Elasticsearch Shard할당 실패원인 및 해결방법，“X of Y shards failed”

2023년 7월 10일 · 약 9분

Kibana에서 가끔 X of Y shards failed와 같은 오류메시지를 볼수 있다.이는 UNASSIGNED Shard가 원인이다.

이때 cluster 상태를 확인하게 되면 Yellow혹은 Red인것을 확인할수 있다.

ES중 Shard의 4가지 상태：

INITIALIZING - 초기화상태, 신규 index를 생성하거나 node를 구동할때 일시적으로 발생하며 이 상태에서는 Shard사용이 불가하다.
RELOCATING - 새로운 node가 추가되거나 node 다운될때 shard가 재할당되면서 발생한다. 이 또한 일시적으로 발생.
STARTED - active상태
UNASSIGNED - shard할당 실패

그렇다면 어떤 경우에 UNASSIGNED Shard가 발생하나？

replica shard수량을 너무 크게 설정하여 할당할 node가 부족한 경우
shard 데이터유실 발생
디스크 가용공간 부족

Cluster상태 및 shard할당 실패원인 확인

우선 Cluster health API를 통하여 cluster 및 shard할당 상태를 확인한다.

GET /_cluster/health\?pretty

아래와 같은 output을 확인가능：

{
  "cluster_name" : "my-application",
  "status" : "yellow",
  "timed_out" : false,
  "number_of_nodes" : 1,
  "number_of_data_nodes" : 1,
  "active_primary_shards" : 565,
  "active_shards" : 565,
  "relocating_shards" : 0,
  "initializing_shards" : 0,
  "unassigned_shards" : 60,
  "delayed_unassigned_shards" : 0,
  "number_of_pending_tasks" : 0,
  "number_of_in_flight_fetch" : 0,
  "task_max_waiting_in_queue_millis" : 0,
  "active_shards_percent_as_number" : 90.4
}

주로status，unassigned_shards，active_shards_percent_as_number, delayed_unassigned_shards등 데이터 확인.

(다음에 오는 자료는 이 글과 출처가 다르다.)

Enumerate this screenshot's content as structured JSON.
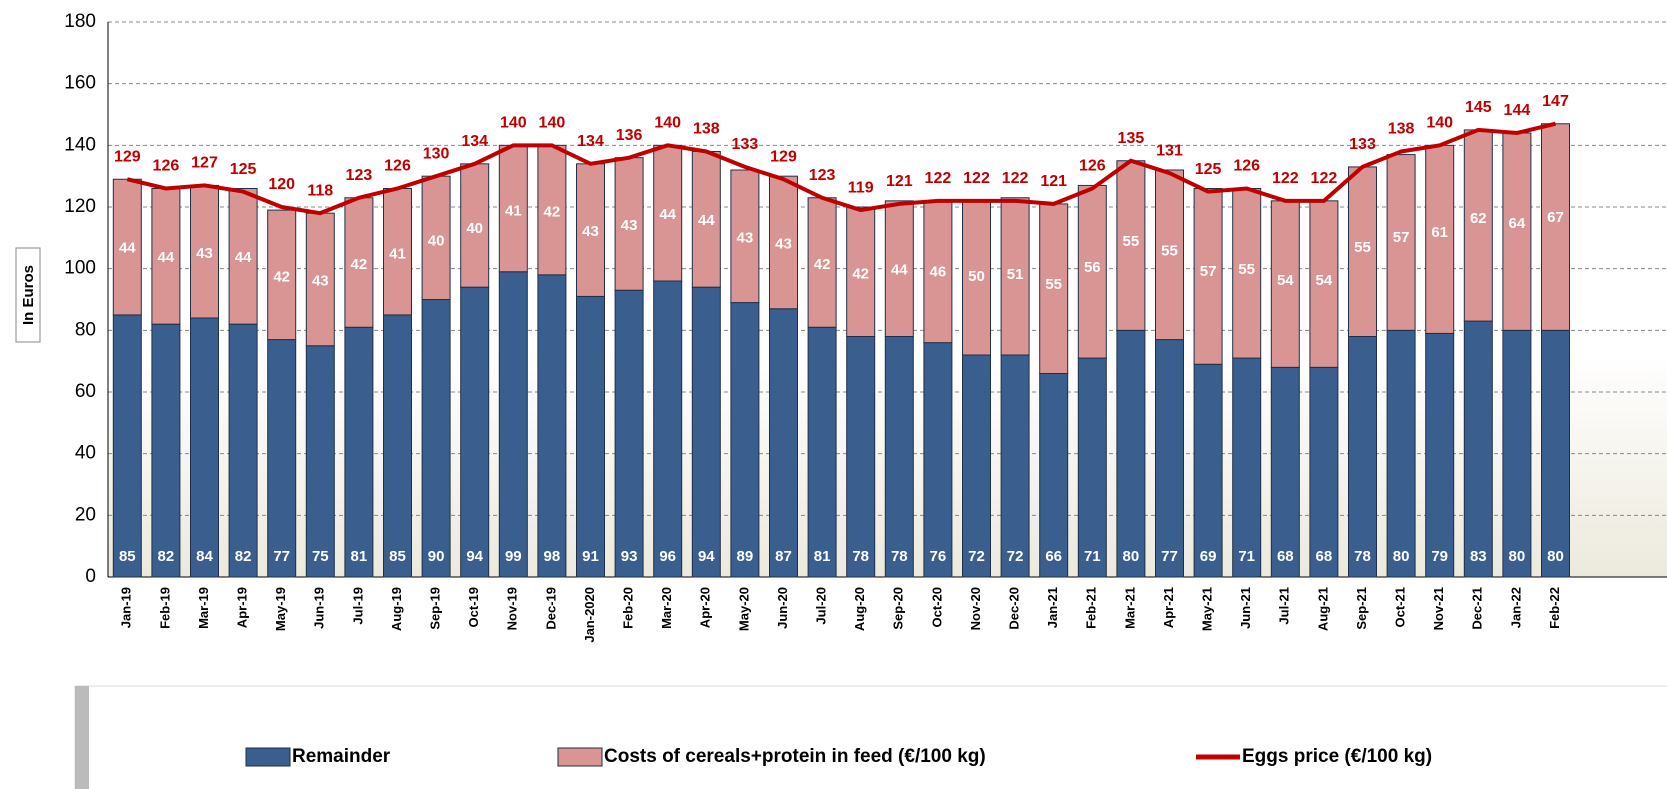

status는 cluster상태이며 총 3가지 상태가 있다.

green - 모든 shard 할당완료
yellow - primary shard는 전부 활당 완료하였으나 replica shard 할당 실패. 이때 node장애가 발생하면 데이터 유실이 발샐할수 있음.
red - 할당못한 primary shard 존재, 부분 데이터 사용불가，node구동때 일시적으로 발생할수도 있음.

unassigned_shards는 할당되지 않은 shard수량이다. Cluster상태가 Yellow혹은 Red일때 0보다 큼.

active_shards_percent_as_number는 active(할당된) shard의 비율이다. 수치가 작을수록 UNASSIGNED Shard가 많다는 의미

delayed_unassigned_shards는 특정node가 down된후 index.unassigned.node_left.delayed_timeout(기본값:1분) 을 대기중인 shard수량.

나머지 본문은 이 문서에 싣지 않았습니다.